MAN streicht in der Lkw-Fertigung Insidern zufolge rund 1800 Jobs. In der Nutzfahrzeugsparte fallen circa 1400 Stellen in der Verwaltung weg, etwa 400 direkt in der Produktion, sagten zwei mit der Situation vertraute Personen am Mittwoch der Nachrichtenagentur Reuters. Betriebsbedingte Kündigungen seien nicht geplant, der Abbau solle über Abfindungen oder Altersteilzeit vonstatten gehen. MAN wollte sich dazu nicht äußern.

MAN-Mitarbeiter über Pläne informiert

In den Werken München, Nürnberg, Salzgitter und Steyr wurden die Mitarbeiter am Mittwoch auf außerordentlichen Betriebsversammlungen über die Umstrukturierungspläne des Konzerns informiert. Auch das "Handelsblatt" hatte über die geplanten Stellenstreichungen berichtet.
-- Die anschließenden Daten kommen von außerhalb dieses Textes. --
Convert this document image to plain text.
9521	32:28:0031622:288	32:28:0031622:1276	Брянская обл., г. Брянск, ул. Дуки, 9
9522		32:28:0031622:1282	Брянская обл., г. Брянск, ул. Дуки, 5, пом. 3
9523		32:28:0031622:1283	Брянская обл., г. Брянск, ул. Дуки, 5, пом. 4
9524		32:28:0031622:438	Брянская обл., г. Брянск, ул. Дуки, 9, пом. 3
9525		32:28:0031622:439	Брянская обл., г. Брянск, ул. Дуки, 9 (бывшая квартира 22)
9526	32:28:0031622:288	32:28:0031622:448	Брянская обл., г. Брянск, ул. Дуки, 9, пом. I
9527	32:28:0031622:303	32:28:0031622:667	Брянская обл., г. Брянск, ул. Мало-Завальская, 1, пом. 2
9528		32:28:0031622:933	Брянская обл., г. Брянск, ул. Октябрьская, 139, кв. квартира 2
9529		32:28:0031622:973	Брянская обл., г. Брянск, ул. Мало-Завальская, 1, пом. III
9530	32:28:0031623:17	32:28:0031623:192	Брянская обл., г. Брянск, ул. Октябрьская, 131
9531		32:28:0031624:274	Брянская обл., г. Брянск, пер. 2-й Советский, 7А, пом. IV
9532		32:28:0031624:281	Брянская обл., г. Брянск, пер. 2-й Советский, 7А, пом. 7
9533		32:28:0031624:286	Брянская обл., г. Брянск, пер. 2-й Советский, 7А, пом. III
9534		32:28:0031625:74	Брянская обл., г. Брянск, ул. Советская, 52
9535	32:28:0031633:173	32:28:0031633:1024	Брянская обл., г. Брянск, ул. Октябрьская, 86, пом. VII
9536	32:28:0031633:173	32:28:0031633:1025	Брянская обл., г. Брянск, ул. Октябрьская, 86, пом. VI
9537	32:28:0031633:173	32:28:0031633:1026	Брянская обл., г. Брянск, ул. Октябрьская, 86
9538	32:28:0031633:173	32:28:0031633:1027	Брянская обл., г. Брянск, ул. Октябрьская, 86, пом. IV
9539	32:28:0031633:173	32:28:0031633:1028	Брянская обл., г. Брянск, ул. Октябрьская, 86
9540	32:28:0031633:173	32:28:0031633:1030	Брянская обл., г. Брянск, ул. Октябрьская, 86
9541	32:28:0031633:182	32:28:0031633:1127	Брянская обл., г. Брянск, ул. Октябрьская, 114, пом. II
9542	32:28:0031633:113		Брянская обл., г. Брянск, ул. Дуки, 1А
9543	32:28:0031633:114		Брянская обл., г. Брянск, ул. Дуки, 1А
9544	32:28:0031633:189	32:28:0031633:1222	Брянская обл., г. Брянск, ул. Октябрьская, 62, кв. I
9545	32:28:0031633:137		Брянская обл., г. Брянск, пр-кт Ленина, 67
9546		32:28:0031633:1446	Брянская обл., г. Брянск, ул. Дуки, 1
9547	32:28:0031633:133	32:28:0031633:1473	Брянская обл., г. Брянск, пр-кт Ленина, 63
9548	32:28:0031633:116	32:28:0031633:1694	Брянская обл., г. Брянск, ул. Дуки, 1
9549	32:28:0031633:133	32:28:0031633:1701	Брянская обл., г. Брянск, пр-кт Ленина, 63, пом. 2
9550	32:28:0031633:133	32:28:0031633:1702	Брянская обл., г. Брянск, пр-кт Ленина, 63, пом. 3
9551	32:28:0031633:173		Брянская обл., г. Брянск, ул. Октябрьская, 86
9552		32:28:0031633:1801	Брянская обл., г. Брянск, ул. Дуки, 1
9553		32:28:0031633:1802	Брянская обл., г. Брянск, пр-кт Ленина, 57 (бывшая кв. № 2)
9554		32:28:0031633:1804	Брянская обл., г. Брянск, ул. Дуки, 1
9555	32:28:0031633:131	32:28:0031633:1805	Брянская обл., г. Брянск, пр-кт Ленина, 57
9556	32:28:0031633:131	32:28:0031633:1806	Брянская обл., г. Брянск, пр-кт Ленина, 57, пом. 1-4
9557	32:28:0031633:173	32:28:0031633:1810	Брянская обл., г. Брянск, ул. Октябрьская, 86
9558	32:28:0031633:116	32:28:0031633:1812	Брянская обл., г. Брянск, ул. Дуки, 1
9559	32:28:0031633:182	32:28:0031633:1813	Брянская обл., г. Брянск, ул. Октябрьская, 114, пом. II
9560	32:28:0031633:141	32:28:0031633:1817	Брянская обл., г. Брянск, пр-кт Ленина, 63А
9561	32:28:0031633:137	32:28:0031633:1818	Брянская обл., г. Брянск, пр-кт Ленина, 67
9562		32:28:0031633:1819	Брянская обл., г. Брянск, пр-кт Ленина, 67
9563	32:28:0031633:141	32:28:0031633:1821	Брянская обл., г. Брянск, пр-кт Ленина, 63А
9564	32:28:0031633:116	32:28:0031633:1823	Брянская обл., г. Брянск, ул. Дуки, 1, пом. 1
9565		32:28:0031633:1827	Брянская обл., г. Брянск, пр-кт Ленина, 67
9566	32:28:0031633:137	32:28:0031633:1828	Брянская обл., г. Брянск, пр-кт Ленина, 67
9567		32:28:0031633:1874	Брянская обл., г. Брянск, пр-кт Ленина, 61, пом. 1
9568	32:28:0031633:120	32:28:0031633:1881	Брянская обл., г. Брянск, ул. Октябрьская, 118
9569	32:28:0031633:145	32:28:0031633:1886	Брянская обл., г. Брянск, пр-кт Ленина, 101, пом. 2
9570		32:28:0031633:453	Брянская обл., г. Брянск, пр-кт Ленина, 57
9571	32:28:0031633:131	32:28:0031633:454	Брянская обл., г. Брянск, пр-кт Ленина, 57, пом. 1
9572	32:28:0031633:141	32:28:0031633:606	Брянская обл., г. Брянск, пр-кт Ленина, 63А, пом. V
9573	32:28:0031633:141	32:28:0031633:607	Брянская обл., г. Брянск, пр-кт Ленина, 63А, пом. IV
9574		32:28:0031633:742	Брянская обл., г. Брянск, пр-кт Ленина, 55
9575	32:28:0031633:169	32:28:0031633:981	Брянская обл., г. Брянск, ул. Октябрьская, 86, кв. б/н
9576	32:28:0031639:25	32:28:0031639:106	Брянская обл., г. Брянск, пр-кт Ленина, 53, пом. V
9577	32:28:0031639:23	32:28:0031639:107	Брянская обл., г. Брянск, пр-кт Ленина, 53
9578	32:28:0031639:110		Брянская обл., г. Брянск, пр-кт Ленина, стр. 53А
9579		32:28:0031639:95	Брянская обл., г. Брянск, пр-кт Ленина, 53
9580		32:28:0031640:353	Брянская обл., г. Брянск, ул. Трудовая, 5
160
MAN Truck &  Bus beschäftigt weltweit circa 33.500 Menschen, in Deutschland sind es etwa 15.200. Reuters hatte bereits in der vergangenen Woche berichtet, dass der Konzern künftig nur noch an drei statt wie bisher an vier Standorten in Europa Lastwagen bauen will, und dass im Zuge der Straffung der Produktion bis zu 2000 Arbeitsplätze wegfallen.